You may also consider taking the following steps:

  • Pick a family password and give it to your loved one’s grandkids. In the event of an actual emergency, they can use the password to let your loved one know the crisis is real. Often, fraudsters will immediately end the call when they’re asked for a family password.
  • Make a list of questions your loved one could ask a caller that only the particular grandchild would have a correct response to. Take care to pick questions that wouldn’t be easily answerable from social media or other internet information.
  • If your loved one and other family members use social media, urge them to set their pages and profiles to private. Doing so makes it difficult for fraudsters to gather the information necessary to make the fraud seem real.
  • Tell your loved one to contact you or another trusted person if a call like this comes in. You may be able to help verify or contradict the caller’s claims.
  • Tell your loved one to hang up and call back using the grandchild’s saved contact information instead of the number that was used to make the call.
  • Encourage your loved one to remain calm. Panicking makes it easier to miss tip-offs such as a caller who has an unfamiliar voice or accent, or who refers to your loved one as “grandma” or “grandpa” rather than names you actually use like “nana” or “papa.”

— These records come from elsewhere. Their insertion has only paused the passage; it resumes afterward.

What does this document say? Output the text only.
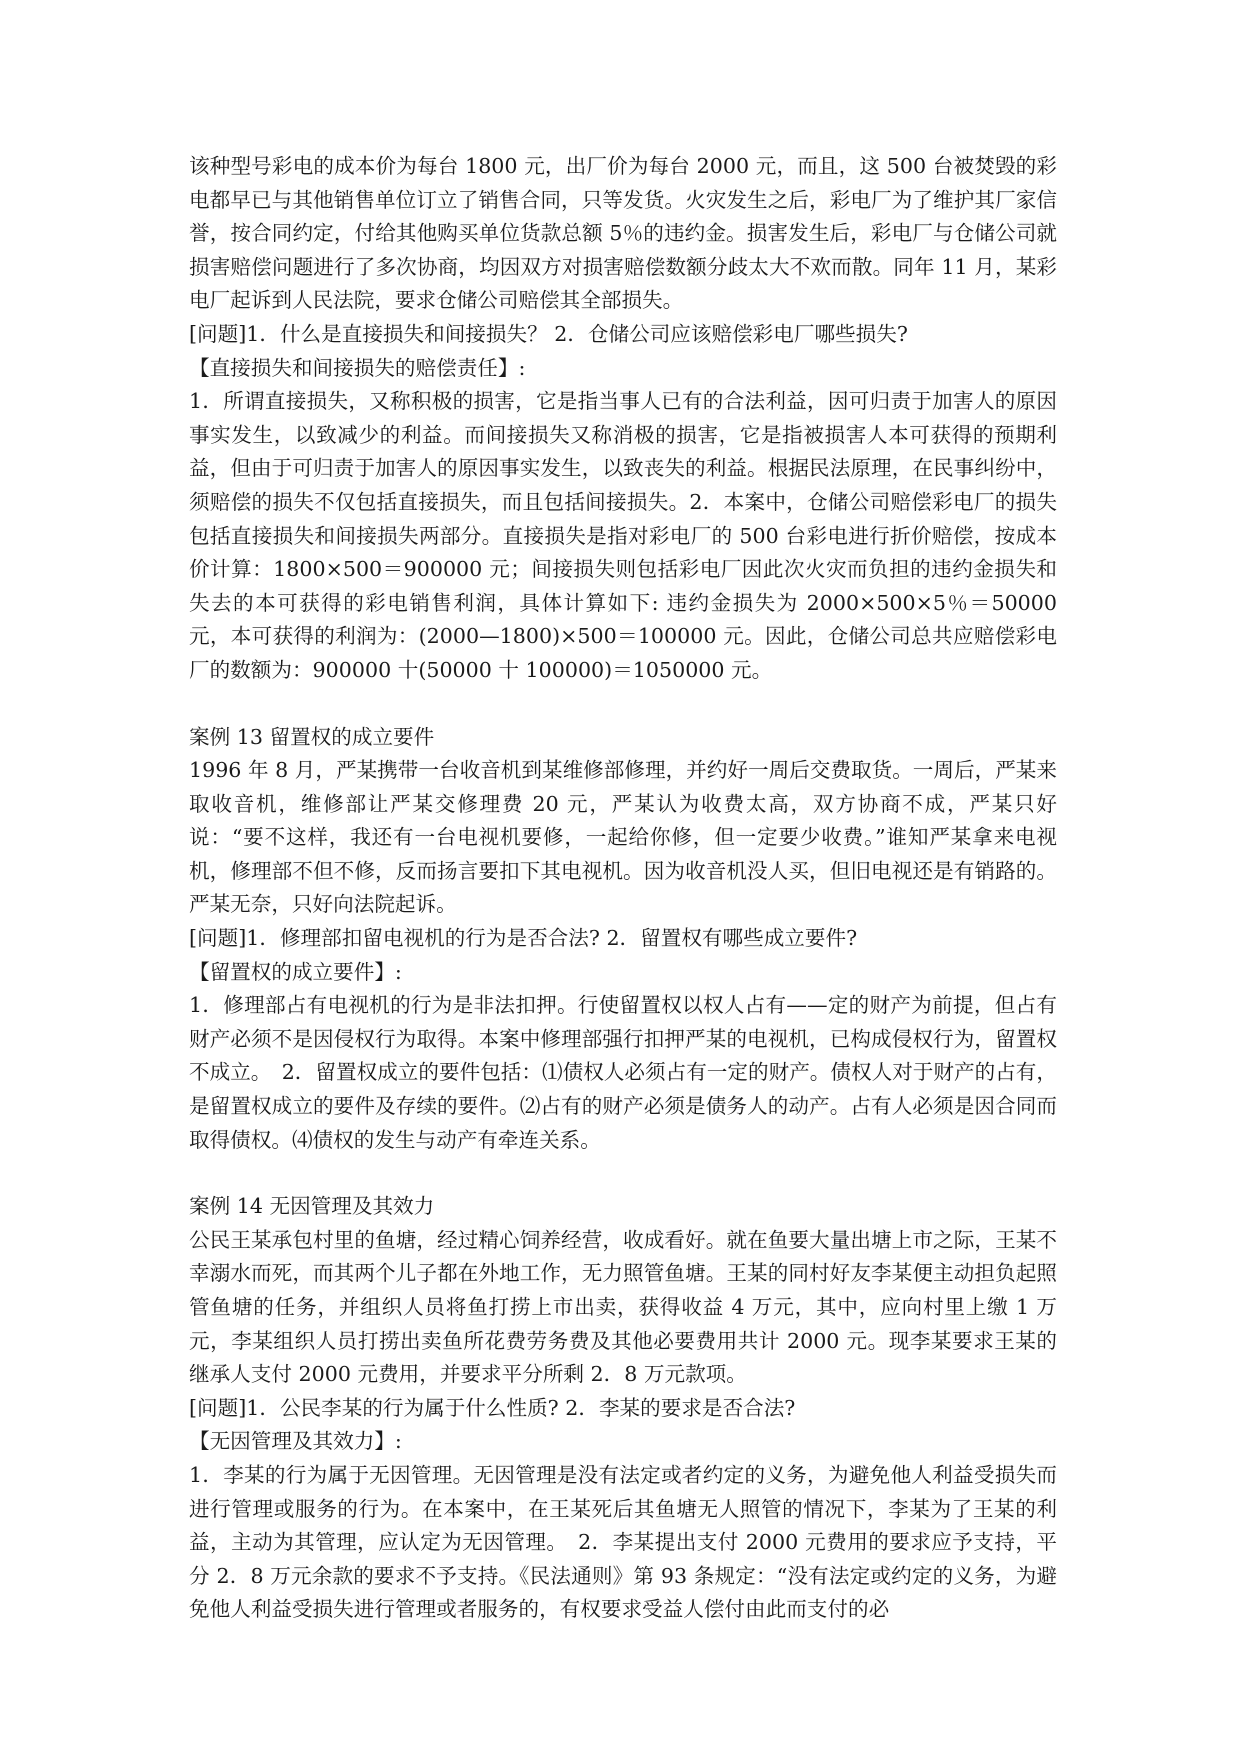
该种型号彩电的成本价为每台 1800 元，出厂价为每台 2000 元，而且，这 500 台被焚毁的彩电都早已与其他销售单位订立了销售合同，只等发货。火灾发生之后，彩电厂为了维护其厂家信誉，按合同约定，付给其他购买单位货款总额 5％的违约金。损害发生后，彩电厂与仓储公司就损害赔偿问题进行了多次协商，均因双方对损害赔偿数额分歧太大不欢而散。同年 11 月，某彩电厂起诉到人民法院，要求仓储公司赔偿其全部损失。
[问题]1．什么是直接损失和间接损失？ 2．仓储公司应该赔偿彩电厂哪些损失?
【直接损失和间接损失的赔偿责任】:
1．所谓直接损失，又称积极的损害，它是指当事人已有的合法利益，因可归责于加害人的原因事实发生，以致减少的利益。而间接损失又称消极的损害，它是指被损害人本可获得的预期利益，但由于可归责于加害人的原因事实发生，以致丧失的利益。根据民法原理，在民事纠纷中，须赔偿的损失不仅包括直接损失，而且包括间接损失。2．本案中，仓储公司赔偿彩电厂的损失包括直接损失和间接损失两部分。直接损失是指对彩电厂的 500 台彩电进行折价赔偿，按成本价计算：1800×500＝900000 元；间接损失则包括彩电厂因此次火灾而负担的违约金损失和失去的本可获得的彩电销售利润，具体计算如下: 违约金损失为 2000×500×5％＝50000 元，本可获得的利润为：(2000—1800)×500＝100000 元。因此，仓储公司总共应赔偿彩电厂的数额为：900000 十(50000 十 100000)＝1050000 元。
案例 13 留置权的成立要件
1996 年 8 月，严某携带一台收音机到某维修部修理，并约好一周后交费取货。一周后，严某来取收音机，维修部让严某交修理费 20 元，严某认为收费太高，双方协商不成，严某只好说：“要不这样，我还有一台电视机要修，一起给你修，但一定要少收费。”谁知严某拿来电视机，修理部不但不修，反而扬言要扣下其电视机。因为收音机没人买，但旧电视还是有销路的。严某无奈，只好向法院起诉。
[问题]1．修理部扣留电视机的行为是否合法? 2．留置权有哪些成立要件?
【留置权的成立要件】:
1．修理部占有电视机的行为是非法扣押。行使留置权以权人占有——定的财产为前提，但占有财产必须不是因侵权行为取得。本案中修理部强行扣押严某的电视机，已构成侵权行为，留置权不成立。　2．留置权成立的要件包括：⑴债权人必须占有一定的财产。债权人对于财产的占有，是留置权成立的要件及存续的要件。⑵占有的财产必须是债务人的动产。占有人必须是因合同而取得债权。⑷债权的发生与动产有牵连关系。
案例 14 无因管理及其效力
公民王某承包村里的鱼塘，经过精心饲养经营，收成看好。就在鱼要大量出塘上市之际，王某不幸溺水而死，而其两个儿子都在外地工作，无力照管鱼塘。王某的同村好友李某便主动担负起照管鱼塘的任务，并组织人员将鱼打捞上市出卖，获得收益 4 万元，其中，应向村里上缴 1 万元，李某组织人员打捞出卖鱼所花费劳务费及其他必要费用共计 2000 元。现李某要求王某的继承人支付 2000 元费用，并要求平分所剩 2．8 万元款项。
[问题]1．公民李某的行为属于什么性质? 2．李某的要求是否合法?
【无因管理及其效力】:
1．李某的行为属于无因管理。无因管理是没有法定或者约定的义务，为避免他人利益受损失而进行管理或服务的行为。在本案中，在王某死后其鱼塘无人照管的情况下，李某为了王某的利益，主动为其管理，应认定为无因管理。　2．李某提出支付 2000 元费用的要求应予支持，平分 2．8 万元余款的要求不予支持。《民法通则》第 93 条规定：“没有法定或约定的义务，为避免他人利益受损失进行管理或者服务的，有权要求受益人偿付由此而支付的必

Where can I turn if my loved one has been victimized in this way?

If your loved one has fallen prey to a grandparent scam, he or she might feel ashamed and be hesitant to discuss or report it. Gently point out that a report can assist authorities in catching the perpetrators. To report this sort of scam, you can:

  • Contact your loved one’s local police precinct or your state’s attorney general.
  • File a complaint with the Federal Communications Commission (FCC) or FTC.
  • Get in touch with a company your loved one may have used to transfer funds, like Western Union. You may be able to cancel a transaction before it’s completed.